In common usage, “boundless” is often used as a synonym for “infinite”. But of course the two words represent two quite different properties and, I think, are unnecessarily conflated: to the detriment of both language and understanding. I generally assume “infinite” to apply to quantifiable or countable (i.e capable of being counted) things, whereas I take “boundless” to apply to both qualitative concepts and “countable” things.
“Infinite” is thus of a lower order than “boundless” since it can be applied only to the subset of “countable” things in the set of all things.
“The infinite” is patently impossible since the application of the definite article can only apply to the finite. Of course, “the Infinite” is often used to describe “the divine” which only serves to illustrate the paradox inherent in divinity.
So I sometimes find the use of “infinite” as an adjective a little grating. A specific number is not “countable”, it is itself the “count”. So I find the use of “infinite numbers” or “infinite sets” somewhat misleading. Each and every number or set of numbers is – and has to be – finite. It is only the number of terms in the set which may be infinite. Each set once specified is fixed and distinct from any other set. It may contain an infinite number of terms but the set is finite. You could also say that such a set “extends to infinity” or that the set is “boundless”. The number of such sets can also be said to be infinite or boundless.

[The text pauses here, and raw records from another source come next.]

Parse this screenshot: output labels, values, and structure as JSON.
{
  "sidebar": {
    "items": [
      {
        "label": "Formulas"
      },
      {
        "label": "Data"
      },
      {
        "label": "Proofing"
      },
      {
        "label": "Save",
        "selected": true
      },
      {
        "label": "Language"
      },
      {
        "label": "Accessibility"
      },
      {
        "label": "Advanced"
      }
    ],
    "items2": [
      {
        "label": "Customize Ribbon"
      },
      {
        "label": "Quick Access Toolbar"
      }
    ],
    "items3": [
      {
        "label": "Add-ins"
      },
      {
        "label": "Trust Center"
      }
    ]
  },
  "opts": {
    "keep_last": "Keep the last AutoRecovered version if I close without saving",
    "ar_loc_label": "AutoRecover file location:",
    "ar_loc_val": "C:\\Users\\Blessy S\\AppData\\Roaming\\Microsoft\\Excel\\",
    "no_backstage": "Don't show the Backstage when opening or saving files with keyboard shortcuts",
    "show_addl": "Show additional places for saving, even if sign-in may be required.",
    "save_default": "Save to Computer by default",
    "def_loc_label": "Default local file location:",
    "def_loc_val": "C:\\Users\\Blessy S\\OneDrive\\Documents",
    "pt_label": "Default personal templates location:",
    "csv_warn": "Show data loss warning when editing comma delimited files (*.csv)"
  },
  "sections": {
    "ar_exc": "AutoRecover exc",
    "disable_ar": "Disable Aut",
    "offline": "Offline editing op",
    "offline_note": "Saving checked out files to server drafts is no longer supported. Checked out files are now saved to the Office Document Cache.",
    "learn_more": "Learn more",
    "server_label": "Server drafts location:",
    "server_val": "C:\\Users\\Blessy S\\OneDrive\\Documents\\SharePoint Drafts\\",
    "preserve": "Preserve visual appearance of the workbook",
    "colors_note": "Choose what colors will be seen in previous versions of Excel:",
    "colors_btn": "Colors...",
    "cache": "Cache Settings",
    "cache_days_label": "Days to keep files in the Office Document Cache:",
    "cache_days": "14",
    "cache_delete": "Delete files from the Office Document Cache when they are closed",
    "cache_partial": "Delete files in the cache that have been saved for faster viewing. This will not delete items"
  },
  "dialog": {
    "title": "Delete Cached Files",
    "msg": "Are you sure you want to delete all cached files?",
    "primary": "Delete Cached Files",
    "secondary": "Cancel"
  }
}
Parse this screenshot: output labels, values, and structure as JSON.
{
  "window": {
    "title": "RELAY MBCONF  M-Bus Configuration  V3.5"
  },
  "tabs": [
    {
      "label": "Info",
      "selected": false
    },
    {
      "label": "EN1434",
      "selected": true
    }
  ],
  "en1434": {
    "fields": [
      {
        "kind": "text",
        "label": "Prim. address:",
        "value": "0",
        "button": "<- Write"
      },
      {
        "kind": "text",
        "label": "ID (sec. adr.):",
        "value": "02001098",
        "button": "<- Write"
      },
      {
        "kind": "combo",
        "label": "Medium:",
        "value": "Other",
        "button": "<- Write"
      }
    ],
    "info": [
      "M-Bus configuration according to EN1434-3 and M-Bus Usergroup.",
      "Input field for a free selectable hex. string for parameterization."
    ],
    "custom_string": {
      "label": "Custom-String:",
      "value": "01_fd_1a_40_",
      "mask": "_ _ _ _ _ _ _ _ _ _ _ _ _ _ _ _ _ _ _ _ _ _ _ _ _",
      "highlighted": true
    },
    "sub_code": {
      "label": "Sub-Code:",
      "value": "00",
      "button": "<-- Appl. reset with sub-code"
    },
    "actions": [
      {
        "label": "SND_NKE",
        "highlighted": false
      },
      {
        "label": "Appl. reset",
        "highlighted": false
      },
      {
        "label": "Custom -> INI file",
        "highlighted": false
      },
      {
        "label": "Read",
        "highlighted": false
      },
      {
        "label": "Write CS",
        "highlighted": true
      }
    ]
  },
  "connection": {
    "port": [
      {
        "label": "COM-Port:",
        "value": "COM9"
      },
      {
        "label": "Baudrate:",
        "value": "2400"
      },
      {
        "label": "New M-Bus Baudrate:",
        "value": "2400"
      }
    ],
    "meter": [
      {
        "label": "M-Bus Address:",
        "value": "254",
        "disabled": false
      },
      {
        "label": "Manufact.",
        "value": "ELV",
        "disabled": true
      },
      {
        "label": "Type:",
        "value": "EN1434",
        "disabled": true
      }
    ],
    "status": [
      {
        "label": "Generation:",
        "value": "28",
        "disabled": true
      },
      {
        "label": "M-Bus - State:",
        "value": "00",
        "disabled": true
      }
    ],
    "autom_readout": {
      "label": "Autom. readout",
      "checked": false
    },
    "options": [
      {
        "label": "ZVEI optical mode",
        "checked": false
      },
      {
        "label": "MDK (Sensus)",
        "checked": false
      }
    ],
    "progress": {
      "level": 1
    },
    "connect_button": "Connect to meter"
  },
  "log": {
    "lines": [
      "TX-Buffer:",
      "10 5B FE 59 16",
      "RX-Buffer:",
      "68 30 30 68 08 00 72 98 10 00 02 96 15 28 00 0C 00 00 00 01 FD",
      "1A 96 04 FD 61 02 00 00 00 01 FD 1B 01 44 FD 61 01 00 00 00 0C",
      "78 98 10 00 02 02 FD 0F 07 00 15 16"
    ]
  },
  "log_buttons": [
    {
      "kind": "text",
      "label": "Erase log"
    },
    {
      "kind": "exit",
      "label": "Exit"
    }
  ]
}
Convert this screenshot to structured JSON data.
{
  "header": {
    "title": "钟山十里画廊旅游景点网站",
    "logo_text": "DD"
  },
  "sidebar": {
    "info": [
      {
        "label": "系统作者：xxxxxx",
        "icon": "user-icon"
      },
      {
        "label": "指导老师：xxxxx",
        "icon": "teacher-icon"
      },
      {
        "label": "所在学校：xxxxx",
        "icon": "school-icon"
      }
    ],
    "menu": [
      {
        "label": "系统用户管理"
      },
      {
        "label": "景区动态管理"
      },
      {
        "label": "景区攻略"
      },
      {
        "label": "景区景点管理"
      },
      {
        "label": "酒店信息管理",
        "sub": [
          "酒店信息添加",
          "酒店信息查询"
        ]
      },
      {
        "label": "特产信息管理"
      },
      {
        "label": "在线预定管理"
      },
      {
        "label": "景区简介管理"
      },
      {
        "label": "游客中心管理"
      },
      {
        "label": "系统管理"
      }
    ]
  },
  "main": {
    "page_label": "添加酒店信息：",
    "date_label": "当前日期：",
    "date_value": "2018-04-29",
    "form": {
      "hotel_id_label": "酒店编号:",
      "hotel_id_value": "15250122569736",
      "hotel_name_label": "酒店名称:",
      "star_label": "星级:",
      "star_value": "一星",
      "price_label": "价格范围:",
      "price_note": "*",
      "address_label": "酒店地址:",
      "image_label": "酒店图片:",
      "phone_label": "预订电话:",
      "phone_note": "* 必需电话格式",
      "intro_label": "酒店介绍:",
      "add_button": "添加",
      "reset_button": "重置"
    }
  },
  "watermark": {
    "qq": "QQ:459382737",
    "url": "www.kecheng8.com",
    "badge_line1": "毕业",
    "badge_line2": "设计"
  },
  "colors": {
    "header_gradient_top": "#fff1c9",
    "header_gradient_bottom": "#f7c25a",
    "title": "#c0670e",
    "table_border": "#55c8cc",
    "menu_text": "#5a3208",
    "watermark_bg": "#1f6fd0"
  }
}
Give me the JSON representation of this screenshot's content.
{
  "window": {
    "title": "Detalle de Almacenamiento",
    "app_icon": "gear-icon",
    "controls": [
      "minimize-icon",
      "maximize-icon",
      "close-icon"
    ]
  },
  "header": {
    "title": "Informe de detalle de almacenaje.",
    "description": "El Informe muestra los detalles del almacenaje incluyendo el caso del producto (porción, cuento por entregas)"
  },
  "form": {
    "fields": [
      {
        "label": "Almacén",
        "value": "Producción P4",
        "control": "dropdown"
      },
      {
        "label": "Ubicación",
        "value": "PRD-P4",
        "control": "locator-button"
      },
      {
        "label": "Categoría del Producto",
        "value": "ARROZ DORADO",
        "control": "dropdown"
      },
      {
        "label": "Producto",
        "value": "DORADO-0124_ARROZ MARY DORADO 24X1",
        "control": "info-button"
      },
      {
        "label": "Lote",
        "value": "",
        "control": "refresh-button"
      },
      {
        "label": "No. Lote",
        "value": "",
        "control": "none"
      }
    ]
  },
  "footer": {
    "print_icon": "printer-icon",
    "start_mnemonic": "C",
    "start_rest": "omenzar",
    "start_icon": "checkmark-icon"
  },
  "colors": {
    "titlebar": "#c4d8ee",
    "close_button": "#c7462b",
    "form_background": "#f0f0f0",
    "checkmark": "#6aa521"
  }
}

The distinction between boundless (or endless) and infinite is of no great significance except when the two properties need to be distinguished. For example, the Koch snowflake is an example of a set of lines of increasing length being drawn within a bounded space. It is only the length of the line – being quantifiable – which tends to the infinite with an infinite number of iterations. Note that every iteration only produces a line of finite length but the number of terms in the set is infinite.
The Koch curve
has antends to an infinite length because the total length of the curve increases by one third with each iteration. Each iteration creates four times as many line segments as in the previous iteration, with the length of each one being one-third the length of the segments in the previous stage. Hence the length of the curve after n iterations will be (4/3)n times the original triangle perimeter, which is unbounded as n tends to infinity.
I am told that the universe is expanding and may be infinite but bounded. Or it may be infinite and boundless. Or it may be finite and bounded. Whether the universe is infinite is a different question to whether it is bounded. In fact the term “infinite” can only be applied to some quantifiable property of the Universe (its mass, its diameter, its density, the number of stars or galaxies it contains …), whereas its boundedness can be applied to any qualitative or quantitative property. In one sense the universe where we assume that the fundamental laws of nature apply everywhere must be bounded – if nothing else – at least by the laws of nature that we discern.
Currently the thinking regarding the shape of the universe is:
- If space has negative curvature, there is insufficient mass to cause the expansion of the universe to stop. In such a case, the universe has no bounds, and will expand forever. This is called an open universe.
- If space has no curvature (i.e, it is flat), there is exactly enough mass to cause the expansion to stop, but only after an infinite amount of time. Thus, the universe has no bounds and will also expand forever, but with the rate of expansion gradually approaching zero after an infinite amount of time. This is termed a flat universe or a Euclidian universe (because the usual geometry of non-curved surfaces that we learn in high school is called Euclidian geometry).
- If space has positive curvature, there is more than enough mass to stop the present expansion of the universe. The universe in this case is not infinite, but it has no end (just as the area on the surface of a sphere is not infinite but there is no point on the sphere that could be called the “end”). The expansion will eventually stop and turn into a contraction. Thus, at some point in the future the galaxies will stop receding from each other and begin approaching each other as the universe collapses on itself. This is called a closed universe.
A universe with some infinite property in a bounded space only begs the question as to what lies in the space beyond the bounds. It also occurs to me that an endlessly expanding universe has to first assume that empty space – which should contain nothing – must actually contain the property of distance. That too is a bound, for if space did not even contain the property of distance, any expansion would be undefined. (And what does distance mean between two points in truly empty space?).
Imagination can be boundless – rather than infinite – and can even extend beyond the bounds of what we can perceive. In reality even our imaginations are often bounded by the limitations of our modes of expression of language and music and painting. Our emotions can be said to be boundless though they too are bounded by physiological limits.
A bounded universe of boundless infinities it would seem, rather than one of infinite infinities, and certainly not one of infinite boundlessnesses.